Menschen mit Erdnussallergie sind ständig auf Spurensuche. Wie akribische Detektive müssen sie immer nach Erdnussspuren fahnden. Denn bereits kleinste Mengen können bei manchen Betroffenen schon sehr heftige allergische Reaktionen auslösen. Wir sprechen hier also nicht nur von Erdnussöl, -soße oder -knabbereien. Im Extremfall genügen schon Mikroteilchen in der Luft, die eingeatmet werden, oder klitzekleine Reste, die durch einen Kuss übertragen werden.

Was du tun kannst:
Lernst du einen Menschen mit Erdnussallergie kennen, ist Offenheit das Beste: Frage nach persönlichen Erfahrungen und möglichen Gefahrenquellen, so kannst du dich am besten hineinversetzen und auch unterstützen.

Stell dir vor, du schüttelst jemandem die Hand, der zuvor Erdnüsse gegessen hat.

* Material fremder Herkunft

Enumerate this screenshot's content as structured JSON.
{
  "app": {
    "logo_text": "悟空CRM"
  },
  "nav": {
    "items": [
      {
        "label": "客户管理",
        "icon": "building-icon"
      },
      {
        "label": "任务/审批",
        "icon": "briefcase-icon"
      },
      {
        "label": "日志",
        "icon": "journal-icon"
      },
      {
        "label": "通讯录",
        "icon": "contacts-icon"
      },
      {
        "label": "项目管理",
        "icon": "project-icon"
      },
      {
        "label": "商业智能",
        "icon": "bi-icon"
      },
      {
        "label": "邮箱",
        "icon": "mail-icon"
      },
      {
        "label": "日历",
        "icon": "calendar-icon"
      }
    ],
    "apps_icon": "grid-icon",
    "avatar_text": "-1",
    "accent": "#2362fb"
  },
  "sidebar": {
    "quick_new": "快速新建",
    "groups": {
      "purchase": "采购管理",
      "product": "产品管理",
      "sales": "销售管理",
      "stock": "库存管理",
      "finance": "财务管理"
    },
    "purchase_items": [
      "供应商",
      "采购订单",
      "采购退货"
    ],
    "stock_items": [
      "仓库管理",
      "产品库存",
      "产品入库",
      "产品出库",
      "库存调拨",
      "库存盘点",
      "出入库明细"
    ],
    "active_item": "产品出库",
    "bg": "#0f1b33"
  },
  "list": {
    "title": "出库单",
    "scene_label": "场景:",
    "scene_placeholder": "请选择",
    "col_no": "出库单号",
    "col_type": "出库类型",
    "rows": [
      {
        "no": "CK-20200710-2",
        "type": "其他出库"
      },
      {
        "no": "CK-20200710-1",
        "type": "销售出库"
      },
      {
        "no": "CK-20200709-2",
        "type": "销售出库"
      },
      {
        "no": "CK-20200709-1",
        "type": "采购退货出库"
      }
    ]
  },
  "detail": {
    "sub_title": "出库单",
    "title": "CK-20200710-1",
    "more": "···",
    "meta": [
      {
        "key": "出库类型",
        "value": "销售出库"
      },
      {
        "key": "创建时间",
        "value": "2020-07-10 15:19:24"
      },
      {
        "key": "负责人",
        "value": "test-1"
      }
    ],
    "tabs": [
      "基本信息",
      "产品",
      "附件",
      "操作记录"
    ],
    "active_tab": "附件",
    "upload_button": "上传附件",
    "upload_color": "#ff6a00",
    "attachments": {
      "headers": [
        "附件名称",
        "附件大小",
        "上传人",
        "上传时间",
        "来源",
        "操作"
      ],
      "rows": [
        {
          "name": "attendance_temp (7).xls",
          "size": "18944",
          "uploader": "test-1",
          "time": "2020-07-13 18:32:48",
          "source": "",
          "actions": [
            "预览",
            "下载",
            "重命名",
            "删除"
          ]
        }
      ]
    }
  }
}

Kurz darauf schiebst du dir z. B. einen Kaugummi in den Mund – und bekommst nach kürzester Zeit heftige Allergiesymptome: Hautausschlag, Schwellungen, Atemnot, dir wird ganz anders … Unachtsamkeit kann für Menschen mit Erdnussallergie schwere allergische, sogar lebensbedrohliche Reaktionen zur Folge haben.  

Was du tun kannst:
Sicher verstehst du nun besser, dass Menschen mit Erdnussallergie beim Essen doppelt und dreifach vorsichtig sind, viel nachfragen oder sogar ihr eigenes Essen mitbringen. Eine Studie aus dem Jahr 2020, in der die Lebensqualität von Menschen mit Erdnussallergie in zahlreichen europäischen Ländern untersucht wurde, hat herausgefunden, dass etwa die Hälfte der Menschen mit Erdnussallergie unter Ängsten leiden.1
Du hilfst ihnen sehr, wenn du dich geduldig und verständnisvoll zeigst.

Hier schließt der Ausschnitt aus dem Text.